The young generation is used to sharing information for free on social media, said U Ko Ko, adding that they read Facebook summaries of reports without actually visiting the page itself. “They will read on Facebook that there has been a fire, but they won’t read the article to find out how many houses burned,” he said.

The content can enjoy greater reach, but not necessarily the advertising.

Stewart Becker, circulation director at the Myanmar Times, agrees that print is losing out, even in one of Southeast Asia’s least connected countries, and there will be casualties.

“It’s going to narrow the field; it’s going to consolidate the field. And the race is going to be, ‘Who’s got the best mobile app? Who’s going be on your device and why’?” said Mr Becker.

But for those that survive, he sees the web as a tremendous opportunity, not a threat. His strategy: Get users first, then find a way to make money.

The go-to monetisation strategy practiced by Facebook and Google is what Mr Becker calls the “surveillance paradigm,” or offering service in exchange for the privilege of selling user data.

“What I’d like to do is monetise it in other ways,” he said. “Specifically, with services: For example, maybe we could get grocery delivery. Maybe we could do online shopping. Because once we’ve got the numbers and we know you are, let’s say, a Myanmar Times mobile app customer, we have the ability to reach you directly.”

None of these ideas are officially planned by the Myanmar Times. Mr Becker was making the point that Myanmar’s digital revolution is go-big-or-go-home. “It requires a leap of faith. It requires going boldly into the market, hoping that you will get the numbers and figure out a way to monetise it,” he said.
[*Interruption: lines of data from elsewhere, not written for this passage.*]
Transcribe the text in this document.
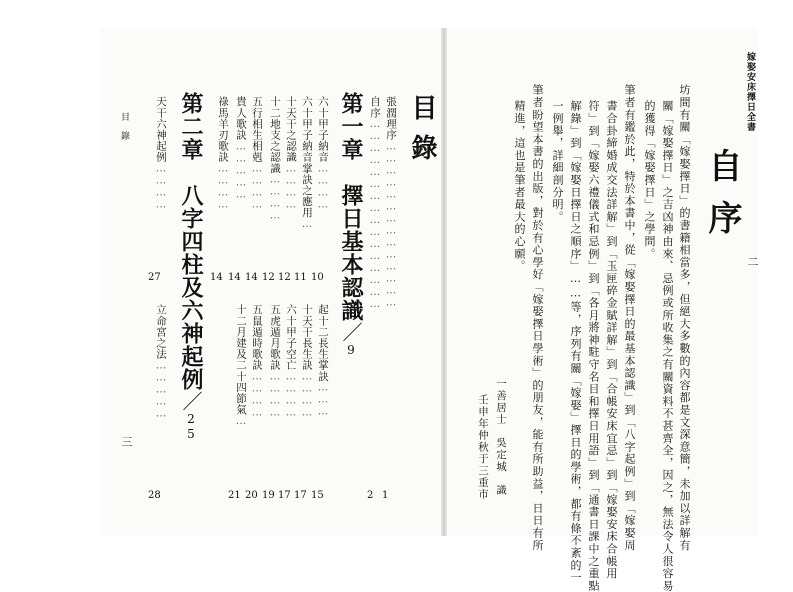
嫁娶安床擇日全書
二
自序
坊間有關「嫁娶擇日」的書籍相當多，但絕大多數的內容都是文深意簡，未加以詳解有
關「嫁娶擇日」之吉凶神由來、忌例或所收集之有關資料不甚齊全，因之，無法令人很容易
的獲得「嫁娶擇日」之學問。
筆者有鑑於此，特於本書中，從「嫁娶擇日的最基本認識」到「八字起例」到「嫁娶周
書合卦締婚成交法詳解」到「玉匣碎金賦詳解」到「合帳安床宜忌」到「嫁娶安床合帳用
符」到「嫁娶六禮儀式和忌例」到「各月將神駐守名目和擇日用語」到「通書日課中之重點
解錄」到「嫁娶日擇日之順序」……等，序列有關「嫁娶」擇日的學術，都有條不紊的一
一例舉，詳細剖分明。
筆者盼望本書的出版，對於有心學好「嫁娶擇日學術」的朋友，能有所助益，日日有所
精進，這也是筆者最大的心願。
一善居士　吳定城　識
壬申年仲秋于三重市
目 錄
三
目錄
張潤理序……………………………………
1
自序…………………………………………
2
第一章　擇日基本認識／9
六十甲子納音…………
六十甲子納音掌訣之應用…
十天干之認識…………
十二地支之認識…………
五行相生相剋…………
貴人歌訣……………
祿馬羊刃歌訣…………
10
11
12
12
14
14
14
起十二長生掌訣………
十天干長生訣…………
六十甲子空亡…………
五虎遁月歌訣…………
五鼠遁時歌訣…………
十二月建及二十四節氣…
15
17
17
19
20
21
第二章　八字四柱及六神起例／25
天干六神起例…………
27
立命宮之法……………
28
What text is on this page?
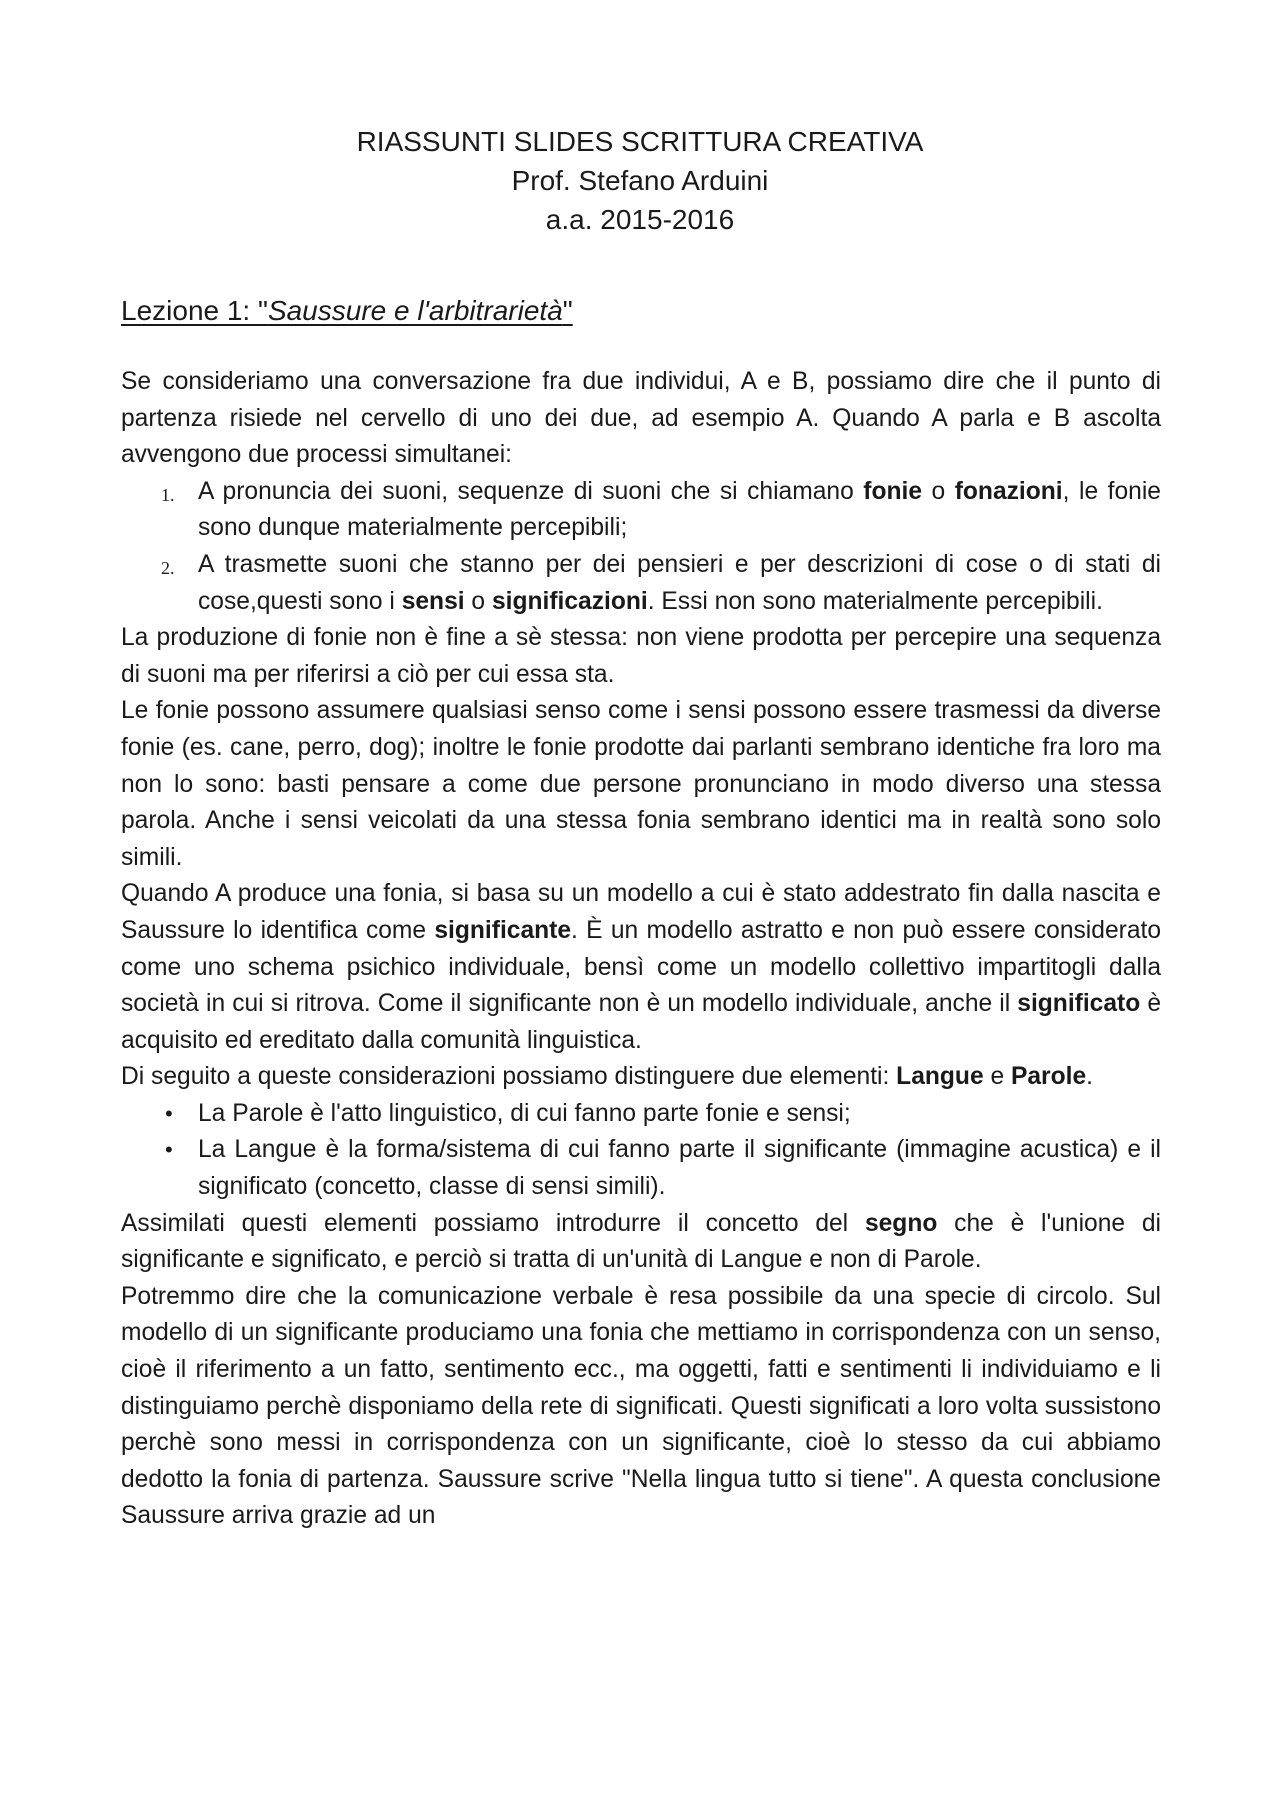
RIASSUNTI SLIDES SCRITTURA CREATIVA
Prof. Stefano Arduini
a.a. 2015-2016
Lezione 1: "Saussure e l'arbitrarietà"

Se consideriamo una conversazione fra due individui, A e B, possiamo dire che il punto di partenza risiede nel cervello di uno dei due, ad esempio A. Quando A parla e B ascolta avvengono due processi simultanei:

1. A pronuncia dei suoni, sequenze di suoni che si chiamano fonie o fonazioni, le fonie sono dunque materialmente percepibili;
2. A trasmette suoni che stanno per dei pensieri e per descrizioni di cose o di stati di cose,questi sono i sensi o significazioni. Essi non sono materialmente percepibili.

La produzione di fonie non è fine a sè stessa: non viene prodotta per percepire una sequenza di suoni ma per riferirsi a ciò per cui essa sta.

Le fonie possono assumere qualsiasi senso come i sensi possono essere trasmessi da diverse fonie (es. cane, perro, dog); inoltre le fonie prodotte dai parlanti sembrano identiche fra loro ma non lo sono: basti pensare a come due persone pronunciano in modo diverso una stessa parola. Anche i sensi veicolati da una stessa fonia sembrano identici ma in realtà sono solo simili.

Quando A produce una fonia, si basa su un modello a cui è stato addestrato fin dalla nascita e Saussure lo identifica come significante. È un modello astratto e non può essere considerato come uno schema psichico individuale, bensì come un modello collettivo impartitogli dalla società in cui si ritrova. Come il significante non è un modello individuale, anche il significato è acquisito ed ereditato dalla comunità linguistica.

Di seguito a queste considerazioni possiamo distinguere due elementi: Langue e Parole.

• La Parole è l'atto linguistico, di cui fanno parte fonie e sensi;
• La Langue è la forma/sistema di cui fanno parte il significante (immagine acustica) e il significato (concetto, classe di sensi simili).

Assimilati questi elementi possiamo introdurre il concetto del segno che è l'unione di significante e significato, e perciò si tratta di un'unità di Langue e non di Parole.

Potremmo dire che la comunicazione verbale è resa possibile da una specie di circolo. Sul modello di un significante produciamo una fonia che mettiamo in corrispondenza con un senso, cioè il riferimento a un fatto, sentimento ecc., ma oggetti, fatti e sentimenti li individuiamo e li distinguiamo perchè disponiamo della rete di significati. Questi significati a loro volta sussistono perchè sono messi in corrispondenza con un significante, cioè lo stesso da cui abbiamo dedotto la fonia di partenza. Saussure scrive "Nella lingua tutto si tiene". A questa conclusione Saussure arriva grazie ad un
Regardless of the challenge, newspapers have no choice but to try. People are going online, and if they don’t find legitimate news, they’ll simply turn to blogs and social media. Either way, they aren’t picking up a paper.

The Fourth Estate

Mr Dunkley is less optimistic. “In Myanmar [monetisation] is more difficult because income levels are so low. People’s expendable income is such that it’s pretty hard to get a lot money out of someone only earning $150 a month.”

Mr Dunkley doesn’t believe Myanmar will abandon newspapers for digital, but says the situation will get worse before it gets better. He predicts that more private sector dailies will close after the election, leaving only four or five serious daily publications.

U Ko Ko agrees. “At this point, we just want the minus to become less. We’re not expecting a plus.”

But he has faith in the industry’s future. Myanmar has been waiting for private sector newspapers for 50 years and not even the government would want the country’s newsstands to go empty, even it means reducing the reach of the state-run papers and subsidising the private sector press.

“They want to show the world we are a real democracy,” he said. “How can you say this is a democracy without a newspaper?”